Nur unzureichende Flächen:
http://www.gdg-maria-und-elisabeth.de/garzweiler/pressespiegel/pressenotizen/evz_20050219_kein_neuer_ort_sondern_nur_ein_stadtteil.htm
Was die Kirchen anbelangt, so ist z.B. von der Kirche in Frohn im Tagebau Inden gerade mal das Turmkreuz wieder in Langweiler auf einem Steinpodest errichtet worden. Von Otzenrath mit einem katholischen und einem evangelischen Kirchenbau wurde erst kürzlich gesagt, dass die katholische Kirche keinen Neubau plant. Im letzten Jahr gab es sogar noch Demonstrationen der Bürger vor der Zentrale des Bistums in Aachen, um wenigstens den Status der eigenen Gemeinde zu erhalten. Aber die Jüchener sind - entgegen früheren Versprechungen - abgebügelt worden. Sie werden woanders angegliedert, die Eigenständigkeit wird aufgegeben.

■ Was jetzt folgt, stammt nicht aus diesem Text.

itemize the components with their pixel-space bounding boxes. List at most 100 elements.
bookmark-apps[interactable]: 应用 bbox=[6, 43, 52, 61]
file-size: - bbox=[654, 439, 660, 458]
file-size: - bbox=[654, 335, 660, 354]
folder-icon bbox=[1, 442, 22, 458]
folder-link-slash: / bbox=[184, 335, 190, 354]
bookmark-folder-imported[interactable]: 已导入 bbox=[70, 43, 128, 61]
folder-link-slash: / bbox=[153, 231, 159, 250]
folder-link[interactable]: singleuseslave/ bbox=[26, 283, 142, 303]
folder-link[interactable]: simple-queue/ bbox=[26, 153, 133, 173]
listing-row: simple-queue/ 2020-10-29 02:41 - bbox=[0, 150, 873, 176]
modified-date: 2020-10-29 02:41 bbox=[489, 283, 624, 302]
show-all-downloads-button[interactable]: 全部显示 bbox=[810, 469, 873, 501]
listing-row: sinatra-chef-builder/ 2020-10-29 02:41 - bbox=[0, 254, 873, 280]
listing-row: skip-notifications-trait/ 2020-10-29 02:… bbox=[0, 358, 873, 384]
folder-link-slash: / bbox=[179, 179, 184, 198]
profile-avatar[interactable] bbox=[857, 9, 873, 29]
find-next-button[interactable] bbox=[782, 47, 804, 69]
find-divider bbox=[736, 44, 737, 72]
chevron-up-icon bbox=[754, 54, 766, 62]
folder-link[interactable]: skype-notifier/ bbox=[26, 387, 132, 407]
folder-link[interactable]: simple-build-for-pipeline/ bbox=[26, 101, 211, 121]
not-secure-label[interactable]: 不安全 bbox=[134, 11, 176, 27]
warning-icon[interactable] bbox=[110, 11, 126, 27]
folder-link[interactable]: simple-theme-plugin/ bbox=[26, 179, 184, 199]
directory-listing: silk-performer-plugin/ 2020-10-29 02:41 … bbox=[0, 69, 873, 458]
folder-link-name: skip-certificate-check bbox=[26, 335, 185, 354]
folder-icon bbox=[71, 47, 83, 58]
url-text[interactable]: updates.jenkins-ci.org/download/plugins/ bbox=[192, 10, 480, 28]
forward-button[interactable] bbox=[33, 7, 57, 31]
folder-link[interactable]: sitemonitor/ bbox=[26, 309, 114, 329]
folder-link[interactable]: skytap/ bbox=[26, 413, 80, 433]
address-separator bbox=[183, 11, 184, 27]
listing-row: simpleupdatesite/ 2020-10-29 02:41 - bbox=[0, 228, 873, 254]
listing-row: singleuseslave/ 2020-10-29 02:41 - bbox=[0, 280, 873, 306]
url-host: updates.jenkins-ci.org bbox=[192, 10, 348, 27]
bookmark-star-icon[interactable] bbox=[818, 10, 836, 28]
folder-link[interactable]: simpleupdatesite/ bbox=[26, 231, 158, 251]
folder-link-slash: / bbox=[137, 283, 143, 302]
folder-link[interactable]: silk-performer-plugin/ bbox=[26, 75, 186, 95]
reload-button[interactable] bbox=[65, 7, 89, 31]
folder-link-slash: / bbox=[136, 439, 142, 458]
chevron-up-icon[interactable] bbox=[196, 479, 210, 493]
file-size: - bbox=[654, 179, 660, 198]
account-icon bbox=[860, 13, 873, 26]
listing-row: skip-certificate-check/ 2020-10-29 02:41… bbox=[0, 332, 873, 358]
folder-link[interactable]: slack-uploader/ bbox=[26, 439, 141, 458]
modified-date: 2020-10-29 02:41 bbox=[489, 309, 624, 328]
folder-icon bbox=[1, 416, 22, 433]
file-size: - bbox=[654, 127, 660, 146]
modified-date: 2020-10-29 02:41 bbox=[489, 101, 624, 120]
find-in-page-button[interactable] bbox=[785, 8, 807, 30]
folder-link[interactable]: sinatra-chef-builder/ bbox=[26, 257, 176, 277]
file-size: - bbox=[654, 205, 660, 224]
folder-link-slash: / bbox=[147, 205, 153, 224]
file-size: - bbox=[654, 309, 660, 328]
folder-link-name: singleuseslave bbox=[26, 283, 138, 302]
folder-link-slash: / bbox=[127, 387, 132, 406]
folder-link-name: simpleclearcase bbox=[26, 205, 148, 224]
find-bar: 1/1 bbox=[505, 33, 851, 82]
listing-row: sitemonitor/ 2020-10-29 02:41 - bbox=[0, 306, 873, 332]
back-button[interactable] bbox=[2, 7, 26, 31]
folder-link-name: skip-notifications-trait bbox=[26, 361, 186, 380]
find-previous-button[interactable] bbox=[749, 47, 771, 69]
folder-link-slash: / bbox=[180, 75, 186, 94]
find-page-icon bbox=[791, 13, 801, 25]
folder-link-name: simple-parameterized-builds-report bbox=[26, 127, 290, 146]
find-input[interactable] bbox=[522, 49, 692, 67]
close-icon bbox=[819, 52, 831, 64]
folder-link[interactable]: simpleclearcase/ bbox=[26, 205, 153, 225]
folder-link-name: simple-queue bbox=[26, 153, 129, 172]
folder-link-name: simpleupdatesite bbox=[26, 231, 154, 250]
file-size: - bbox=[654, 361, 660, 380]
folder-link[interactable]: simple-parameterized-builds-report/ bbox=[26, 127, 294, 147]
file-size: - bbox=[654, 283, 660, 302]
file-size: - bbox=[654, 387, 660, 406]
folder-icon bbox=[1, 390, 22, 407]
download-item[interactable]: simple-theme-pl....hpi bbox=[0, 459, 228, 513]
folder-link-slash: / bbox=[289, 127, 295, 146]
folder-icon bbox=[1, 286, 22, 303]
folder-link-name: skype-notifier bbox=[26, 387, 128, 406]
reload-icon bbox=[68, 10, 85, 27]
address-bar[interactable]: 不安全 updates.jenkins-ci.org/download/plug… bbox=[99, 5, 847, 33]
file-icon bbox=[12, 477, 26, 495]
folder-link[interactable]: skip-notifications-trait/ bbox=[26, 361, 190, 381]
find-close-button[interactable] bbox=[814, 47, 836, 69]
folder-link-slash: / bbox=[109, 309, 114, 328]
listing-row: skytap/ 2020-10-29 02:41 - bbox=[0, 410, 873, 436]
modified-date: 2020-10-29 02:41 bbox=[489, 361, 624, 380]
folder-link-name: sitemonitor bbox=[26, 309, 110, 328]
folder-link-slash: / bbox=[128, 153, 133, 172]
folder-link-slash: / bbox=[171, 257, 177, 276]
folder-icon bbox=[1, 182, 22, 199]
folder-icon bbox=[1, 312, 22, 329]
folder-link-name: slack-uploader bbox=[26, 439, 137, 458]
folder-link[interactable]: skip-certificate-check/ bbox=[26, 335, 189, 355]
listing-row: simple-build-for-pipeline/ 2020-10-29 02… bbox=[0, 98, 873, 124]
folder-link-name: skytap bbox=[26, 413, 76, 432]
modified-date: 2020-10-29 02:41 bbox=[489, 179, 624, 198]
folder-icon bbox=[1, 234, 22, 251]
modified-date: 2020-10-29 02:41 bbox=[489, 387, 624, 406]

Kein neuer "Immerather Dom":
http://www.gdg-maria-und-elisabeth.de/garzweiler/pressespiegel/pressenotizen/evz_20050309_dom_kein_thema.htm
und
http://www.gdg-maria-und-elisabeth.de/garzweiler/pressespiegel/pressenotizen/kz_20030803_die_bagger_werden_st_lambertus_fressen.htm
Keine katholische Kirche in Neu-Otzenrath/Spenrath (anstelle der evangelischen Kirche wird im zukünftigen evangelischen Gemeindezentrum lediglich ein 'Sakralraum' eingerichtet):
http://www.wdr.de/themen/politik/nrw/garzweilerII/kirche_otzenrath.jhtml?rubrikenstyle=kohleland_menschen
Keine neue Basilika wie in Holzweiler:
http://www.gdg-maria-und-elisabeth.de/garzweiler/pressespiegel/pressenotizen/kz_20030907_eine_basilika_von_vincenz_statz.htm
Keine neue Kirche für Borschemich:
http://www.gdg-maria-und-elisabeth.de/garzweiler/pressespiegel/pressenotizen/kz_20030817_ein_schmuckstueck_der_neugotik.htm
Kein Neubau der Kirche in Keyenberg:
http://www.lotharpost.de/projekt/Keyenberg/Keyenberg_gross/P3224910.htm
Kein Neubau der Kapelle in Kuckum:
http://www.kuckum.de/kapelle.htm
Z.T. liegt das ja auch daran, dass nur ein gewisser Teil der früheren Dorfbewohner umsiedeln kann und sich damit auch die Kirchengemeinde verkleinert. Teils, weil ja nicht jeder ein Eigentümer ist, teils weil einige ins Altersheim gehen da sie zu alt sind, um noch einmal ein neues Haus zu bauen, teils, weil sie ganz weggehen, vor allem wenn sie jung sind. So werden die Dörfer mit ehemals eigenem Charakter zu kleinen Ortsteilen von anderen Dörfern und Städten im Umkreis.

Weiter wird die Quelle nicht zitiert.